Ask any of the fisherman along the Gulf of Mexico what they would rather be doing, and the answer won't be far off that of charter boat captain Jason Blanchard.
"Fishing," he says. "That was going to be my career...fishing."
Instead of fishing, Blanchard has been hired by the U-S Coast Guard to escort the media around the oil-stained marshes off the Louisiana coast. He and scores of other fishermen now work directly or indirectly for BP, the energy company blamed for the worst oil spill in U.S. history.
Fishing is more than a job along the coast. For many, like Randall Assavedo of Delacroix Island, it's a lifestyle handed down generation to generation.
"I've been an oyster fisherman my whole life. Until the oil spill," says Assavedo, a fifth-generation oysterman. "My Dad was a fisherman, an oyster fisherman. My grandpa was a fisherman. His daddy was a fisherman, before the ship channel was even dug. They lived without electricity. And his daddy - my great, great grandfather - was from the Canary Islands."
Like Blanchard, Assavedo desires nothing more than to get back to fishing the once oyster-rich marshes that make up the Louisiana coastline. But that's not going to happen for some time. "We can't even go out there to bed any oysters," he says. "You can't even put your dredges in the water."
For now, he's working for BP in St. Bernard parish, about a hundred kilometers from the spill. Like other coastal parishes, oil from a leaking pipe of the deep water oil platform has worked its way into St. Bernard's fishing waters.
"We've made some strides in containing the oil, certainly; we have a long way to go," cautions Cindy Brown, director of the Gulf of Mexico Program for the Nature Conservancy. In fact, Brown believes that the worst is still to come.
"Unfortunately this oil spill happened at a time of year - it couldn't have been a worse time of year," she says. "There were many species of fish that were spawning. Our birds were hatching. So I'd say life in the Gulf was at its most vulnerable state when the oil spill happened. So, we're very concerned about our species. In some cases we will have lost an entire year of productivity."
Not far from the exotically-named town of Cocodrie in neighboring Terrebonne Parish, a short cruise in the waters reveals the damage to the marshes. Crews in fishing boats, as well as coast guard vessels, are busy setting absorbent booms around the sensitive marsh areas. Some are even mopping up the oil that has crept in the tall grasses.
Pamela Manns, a U.S. Coast Guard Public Affairs Specialist, says that skimming boats that slurp the oil off the water's surface help, but they're only part of the strategy.
"The strategy for cleaning up the spill is to fight it off shore and if that doesn't work and it starts to come toward land, then use the boom defensively so that it directs the oil to the beaches and they can clean it off the beaches," says Manns. "And do whatever we can to protect the marshland because that's the most difficult area for us to clean off."
A temporary cap on the leaking well seems to be holding, and work on drilling relief wells continues.
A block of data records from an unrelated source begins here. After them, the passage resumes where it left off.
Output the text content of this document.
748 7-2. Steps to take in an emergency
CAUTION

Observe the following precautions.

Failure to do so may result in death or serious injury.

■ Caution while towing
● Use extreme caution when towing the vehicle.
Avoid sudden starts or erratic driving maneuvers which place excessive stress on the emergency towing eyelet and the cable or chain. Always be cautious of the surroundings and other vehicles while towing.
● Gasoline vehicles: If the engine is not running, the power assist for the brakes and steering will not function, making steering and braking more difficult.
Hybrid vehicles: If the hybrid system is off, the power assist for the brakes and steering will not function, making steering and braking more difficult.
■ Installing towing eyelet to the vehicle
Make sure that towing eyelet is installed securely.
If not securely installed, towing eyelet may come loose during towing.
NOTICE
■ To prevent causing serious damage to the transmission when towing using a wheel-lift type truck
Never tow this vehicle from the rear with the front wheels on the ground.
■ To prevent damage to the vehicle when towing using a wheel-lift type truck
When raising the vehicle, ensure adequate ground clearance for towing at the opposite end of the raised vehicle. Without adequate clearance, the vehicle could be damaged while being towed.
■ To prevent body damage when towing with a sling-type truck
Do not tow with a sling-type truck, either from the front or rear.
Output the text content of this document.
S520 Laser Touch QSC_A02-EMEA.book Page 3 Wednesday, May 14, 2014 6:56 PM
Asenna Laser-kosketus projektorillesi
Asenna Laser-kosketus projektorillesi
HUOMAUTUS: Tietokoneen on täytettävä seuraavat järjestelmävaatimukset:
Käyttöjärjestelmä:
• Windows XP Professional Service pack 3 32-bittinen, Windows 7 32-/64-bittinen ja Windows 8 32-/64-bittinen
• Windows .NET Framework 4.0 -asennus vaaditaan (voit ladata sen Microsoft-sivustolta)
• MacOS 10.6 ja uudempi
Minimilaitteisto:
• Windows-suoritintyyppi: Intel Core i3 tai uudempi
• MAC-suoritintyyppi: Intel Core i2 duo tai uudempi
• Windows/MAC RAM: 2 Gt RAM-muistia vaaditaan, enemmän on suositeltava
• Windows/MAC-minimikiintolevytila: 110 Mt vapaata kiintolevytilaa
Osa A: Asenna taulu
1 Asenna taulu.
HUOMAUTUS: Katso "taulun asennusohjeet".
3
Still, even once the leak is sealed for good, it could be years before the environmental and economic damage is corrected.
"My wife has a seafood market in the Westwego shrimp market over there," says Raymond "Skipper" Melerine as he pulls in crab from the still-unaffected areas off Delacroix Island. "All of them just about shut down. I keep going, she sells my crabs out there. I manage to make a little extra money by doing that but you know overall the shrimping and everything is so hard to get."
Shane, working next to Melerine, pipes up. "You don't get the sale like you used to. You can see they are still scared to buy the seafood. You know they not going to eat like they normally do, but you can't sell what you normally sell since that happened you know."
Melerine says fishermen in the area, along with BP and local officials, are doing all they can to clean up the Gulf - and he remains hopeful about the near future. If, that is...and there are a lot of ifs.
"I think everybody be back to work next year, if we don't get a hurricane. If we don't get some kind of contamination of the seafood from the dispersants. That's everything that is probably happening right now. The testing of the seafood. So far they say they have no problems with it so I would say hey, it's not my call, it's there. But everything around here looks good. This is God's country, Delacroix Island."
A recent Coast Guard report estimates about five million barrels of oil spilled out into the Gulf of Mexico from the deep water rig. About half that amount has evaporated or biodegraded. More than a million barrels of oil has been burned or collected.
That still leaves over 250 million liters of oil in the water. Oil that's going nowhere fast.